Professionals guarding the signal that carries their name and giving away the one that carries effort, robustness rankings that reverse when the scaffold changes, and a tool failure that arrives in the expected format.

How we organise

What generative AI does to the signals colleagues read off each other

Across 1,250 workplace interviews, two signals came apart. Professionals defend provenance, because their name is on the work. About investment, the effort behind it, they are candid to the point of comfort: the model does the work and the delivered thing looks as it always did.

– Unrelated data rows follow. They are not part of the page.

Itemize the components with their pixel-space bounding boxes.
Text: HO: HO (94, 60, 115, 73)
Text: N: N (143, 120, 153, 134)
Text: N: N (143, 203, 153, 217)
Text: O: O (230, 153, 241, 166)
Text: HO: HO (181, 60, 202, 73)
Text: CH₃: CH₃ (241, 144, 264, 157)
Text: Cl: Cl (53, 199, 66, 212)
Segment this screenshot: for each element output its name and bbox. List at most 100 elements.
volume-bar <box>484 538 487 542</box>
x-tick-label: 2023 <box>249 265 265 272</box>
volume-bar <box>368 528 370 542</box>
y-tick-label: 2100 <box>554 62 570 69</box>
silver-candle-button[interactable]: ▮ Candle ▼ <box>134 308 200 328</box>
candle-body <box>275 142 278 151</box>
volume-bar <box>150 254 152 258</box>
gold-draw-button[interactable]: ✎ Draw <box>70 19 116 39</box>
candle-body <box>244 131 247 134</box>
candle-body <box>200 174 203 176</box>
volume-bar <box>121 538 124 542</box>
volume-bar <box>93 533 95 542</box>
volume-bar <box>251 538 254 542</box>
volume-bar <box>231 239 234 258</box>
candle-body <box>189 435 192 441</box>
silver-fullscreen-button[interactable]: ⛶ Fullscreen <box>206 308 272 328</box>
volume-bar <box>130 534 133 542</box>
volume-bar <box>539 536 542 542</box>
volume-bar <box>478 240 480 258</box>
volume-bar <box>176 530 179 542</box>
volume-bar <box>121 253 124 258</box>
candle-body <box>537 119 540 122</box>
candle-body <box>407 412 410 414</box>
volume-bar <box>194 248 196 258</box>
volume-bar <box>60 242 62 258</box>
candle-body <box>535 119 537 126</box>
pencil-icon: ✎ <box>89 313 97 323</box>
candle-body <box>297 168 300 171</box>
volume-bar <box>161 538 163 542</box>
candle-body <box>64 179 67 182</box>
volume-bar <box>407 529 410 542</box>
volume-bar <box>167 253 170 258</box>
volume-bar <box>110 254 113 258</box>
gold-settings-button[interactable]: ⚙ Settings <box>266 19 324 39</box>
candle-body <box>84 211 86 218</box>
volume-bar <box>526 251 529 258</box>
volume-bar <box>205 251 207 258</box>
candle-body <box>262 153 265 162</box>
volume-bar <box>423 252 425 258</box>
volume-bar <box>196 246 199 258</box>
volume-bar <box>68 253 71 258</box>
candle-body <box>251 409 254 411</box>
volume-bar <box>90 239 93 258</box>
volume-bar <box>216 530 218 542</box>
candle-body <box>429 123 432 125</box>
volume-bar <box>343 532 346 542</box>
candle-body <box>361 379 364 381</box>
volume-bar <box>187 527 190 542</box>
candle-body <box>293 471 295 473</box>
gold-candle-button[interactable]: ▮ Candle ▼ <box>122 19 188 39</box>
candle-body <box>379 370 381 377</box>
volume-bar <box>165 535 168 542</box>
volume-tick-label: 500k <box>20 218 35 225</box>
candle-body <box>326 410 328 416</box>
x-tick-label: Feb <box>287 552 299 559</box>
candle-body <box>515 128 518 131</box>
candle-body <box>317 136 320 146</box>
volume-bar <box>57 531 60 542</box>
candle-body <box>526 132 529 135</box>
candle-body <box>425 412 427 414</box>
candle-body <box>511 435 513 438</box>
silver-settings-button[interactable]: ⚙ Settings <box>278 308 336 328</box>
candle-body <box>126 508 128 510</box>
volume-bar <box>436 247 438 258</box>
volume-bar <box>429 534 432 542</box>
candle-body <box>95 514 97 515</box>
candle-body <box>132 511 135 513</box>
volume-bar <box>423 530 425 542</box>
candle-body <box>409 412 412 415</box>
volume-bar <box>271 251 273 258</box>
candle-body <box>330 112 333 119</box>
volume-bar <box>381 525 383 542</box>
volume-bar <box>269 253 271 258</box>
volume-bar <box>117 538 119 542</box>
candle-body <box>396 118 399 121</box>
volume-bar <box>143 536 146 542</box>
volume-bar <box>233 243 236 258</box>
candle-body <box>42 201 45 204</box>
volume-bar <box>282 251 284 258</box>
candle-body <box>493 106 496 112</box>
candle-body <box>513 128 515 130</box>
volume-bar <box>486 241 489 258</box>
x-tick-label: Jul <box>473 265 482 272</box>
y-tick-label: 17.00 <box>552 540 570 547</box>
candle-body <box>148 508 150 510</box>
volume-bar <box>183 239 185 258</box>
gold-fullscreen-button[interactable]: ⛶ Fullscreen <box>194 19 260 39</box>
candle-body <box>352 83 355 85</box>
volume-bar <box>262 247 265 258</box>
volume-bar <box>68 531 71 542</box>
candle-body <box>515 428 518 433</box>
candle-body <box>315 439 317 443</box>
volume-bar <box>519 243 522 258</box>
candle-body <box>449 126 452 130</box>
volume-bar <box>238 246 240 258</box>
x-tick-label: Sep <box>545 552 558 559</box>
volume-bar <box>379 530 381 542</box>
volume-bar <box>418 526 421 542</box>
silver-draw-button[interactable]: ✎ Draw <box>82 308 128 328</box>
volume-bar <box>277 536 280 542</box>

We have argued that a person’s level should rest on work they have shipped, because another person can go and check it. If what arrives no longer carries the effort behind it, that test passes on somebody whose judgement nobody watched. It is self-report, so nobody was deceived.

How we build

Rewriting the code around an agent without changing what it does

Working codebases were rewritten into an equivalent form: reshaped control flow, dead code, renamed identifiers. Most agents degraded a little, and the worst lost 6.7 points of resolve rate. No ranking of models by robustness survived a change of scaffold. One model ranked among the most robust under one harness and the least under another.

Our position is that a skill’s suite includes properties that must hold whatever the input; semantic equivalence is one. Nothing here disputes that. It shows what a pass leaves out: a result has to record the scaffold it came from. The drops are single-digit.

How we assure

Monitors on the return path of a tool call

A timeout is a visible failure and an agent routes around it, while a cached error page arrives in the expected format and is read as fact. Monitors that check each return against a contract raised completion from 10.9 per cent to 28.1. Strip the recovery tools out of the receipt and the gain goes.

We judge a tool by what it hands back, and check that before it reaches the model. The paper bears that out, then goes past us: checking is not the part that helps, and naming what the agent may do next is. Outside the vocabulary the monitors were mined from, detection fell to 46 per cent.